Pratim Ranjan Bose Updated - December 20, 2012 at 10:01 PM.

Tweaked conditions will result in huge cost savings

Coal India is considering broad-spectrum changes in its procurement policy to save on contract value. With multi-billion dollar opencast equipment purchase plans on hand, the initiative may result in savings of thousands of crores of rupees.

CIL is scheduled to invite tenders for large numbers of high-tonnage dumpers, shovels, dozers and other equipment, beginning early 2013.

Maintenance contracts

The aim is two-fold: One, to take advantage of the slump in the global coal mining sector, and the resultant increased competition among gear-makers trying to get a slice of CIL orders.

And, two, to revisit its age-old tendering norms so as to offer suppliers a comfort zone and reduce its own cost of acquisition. While the company is considering introduction of dollar-based bidding for long-term maintenance and repair contracts (MARC) — over and above the value of the machine — an in-house committee has recommended a reduction in the MARC duration and the usage (availability) ratio.

“Traditionally, we seek maintenance coverage for the lifetime of the machine, spanning 11-12 years or more, at 85 per cent availability (usage) ratio. While this was done to ensure availability of spares, in effect, it increases the value of the contract in excess of three times, as suppliers try to take all uncertainties into consideration,” an official said.

Also, while the tenders demand that suppliers guarantee a high usage ratio, CIL mines generally end up using such machines for a maximum of 60 per cent (of working hours). “It means we end up paying suppliers for idling machines,” the source said.

The tender committee that recently met equipment-makers in pre-bid meetings, therefore, recommended reducing the span (number of years) of MARC coverage to half and lowering the ‘availability’ ratio. The move has reportedly found favour with all the gear-makers including public sector BEML and foreign giants.
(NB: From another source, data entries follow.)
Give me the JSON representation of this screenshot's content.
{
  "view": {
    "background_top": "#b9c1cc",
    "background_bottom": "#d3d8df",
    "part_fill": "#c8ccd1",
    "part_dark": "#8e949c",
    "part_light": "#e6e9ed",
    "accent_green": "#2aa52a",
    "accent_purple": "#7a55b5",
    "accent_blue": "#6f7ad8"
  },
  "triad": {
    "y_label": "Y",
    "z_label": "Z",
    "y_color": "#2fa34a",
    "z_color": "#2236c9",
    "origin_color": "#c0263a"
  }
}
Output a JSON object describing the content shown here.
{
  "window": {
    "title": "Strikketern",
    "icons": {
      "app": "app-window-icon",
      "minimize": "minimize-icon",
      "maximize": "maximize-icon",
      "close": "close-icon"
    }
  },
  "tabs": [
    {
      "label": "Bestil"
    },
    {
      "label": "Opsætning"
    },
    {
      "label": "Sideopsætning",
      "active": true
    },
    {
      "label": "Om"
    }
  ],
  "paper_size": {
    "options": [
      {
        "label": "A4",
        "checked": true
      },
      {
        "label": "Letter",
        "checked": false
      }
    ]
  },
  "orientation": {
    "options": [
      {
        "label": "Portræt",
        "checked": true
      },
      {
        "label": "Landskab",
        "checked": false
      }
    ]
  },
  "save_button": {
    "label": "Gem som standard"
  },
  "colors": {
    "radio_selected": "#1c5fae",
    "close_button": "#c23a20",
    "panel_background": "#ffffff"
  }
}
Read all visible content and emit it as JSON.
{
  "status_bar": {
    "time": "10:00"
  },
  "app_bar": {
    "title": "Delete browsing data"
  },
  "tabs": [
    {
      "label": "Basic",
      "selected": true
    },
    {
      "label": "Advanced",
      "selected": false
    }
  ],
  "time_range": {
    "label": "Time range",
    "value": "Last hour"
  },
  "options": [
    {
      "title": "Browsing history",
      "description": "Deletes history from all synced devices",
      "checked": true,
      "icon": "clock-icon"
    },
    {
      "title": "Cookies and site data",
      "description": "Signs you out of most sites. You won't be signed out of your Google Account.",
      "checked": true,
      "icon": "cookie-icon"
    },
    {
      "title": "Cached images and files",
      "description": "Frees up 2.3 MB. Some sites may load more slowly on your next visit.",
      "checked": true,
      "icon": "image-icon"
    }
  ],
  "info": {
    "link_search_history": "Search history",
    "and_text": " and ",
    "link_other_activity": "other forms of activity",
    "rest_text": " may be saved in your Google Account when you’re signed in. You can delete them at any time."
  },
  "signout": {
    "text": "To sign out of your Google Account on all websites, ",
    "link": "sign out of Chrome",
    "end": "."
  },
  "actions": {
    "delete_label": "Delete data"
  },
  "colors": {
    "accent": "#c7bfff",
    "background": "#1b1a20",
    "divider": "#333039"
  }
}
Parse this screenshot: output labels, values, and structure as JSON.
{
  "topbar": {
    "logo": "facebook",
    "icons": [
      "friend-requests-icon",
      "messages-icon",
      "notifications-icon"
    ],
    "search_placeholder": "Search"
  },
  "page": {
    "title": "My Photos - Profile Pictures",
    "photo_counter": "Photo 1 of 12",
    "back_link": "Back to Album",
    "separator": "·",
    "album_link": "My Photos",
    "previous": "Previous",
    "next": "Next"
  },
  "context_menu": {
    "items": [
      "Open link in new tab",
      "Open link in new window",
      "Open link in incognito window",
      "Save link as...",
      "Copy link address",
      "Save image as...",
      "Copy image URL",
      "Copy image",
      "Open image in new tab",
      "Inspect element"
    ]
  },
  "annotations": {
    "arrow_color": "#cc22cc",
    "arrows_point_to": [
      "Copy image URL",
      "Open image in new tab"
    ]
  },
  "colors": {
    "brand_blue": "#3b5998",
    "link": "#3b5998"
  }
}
“In our estimation, this should bring down the estimated contract value to half,” a source said. The company does not foresee much of a problem in getting spares either.

Servicing opportunities

“Since we are going in for large-scale procurement, sellers are expected to capitalise on the servicing opportunities. Maybe, we will give priority to sellers that have invested in facilities in India,” the official added.

But everything will not go in the suppliers’ favour. The company denies having acceded to the demands of two global majors to exclude tyres (very high-value OTR tyres) from the equipment contract.

“It is like buying a car without tyres. Only a section of suppliers were demanding this and we rejected the proposal,” the source said.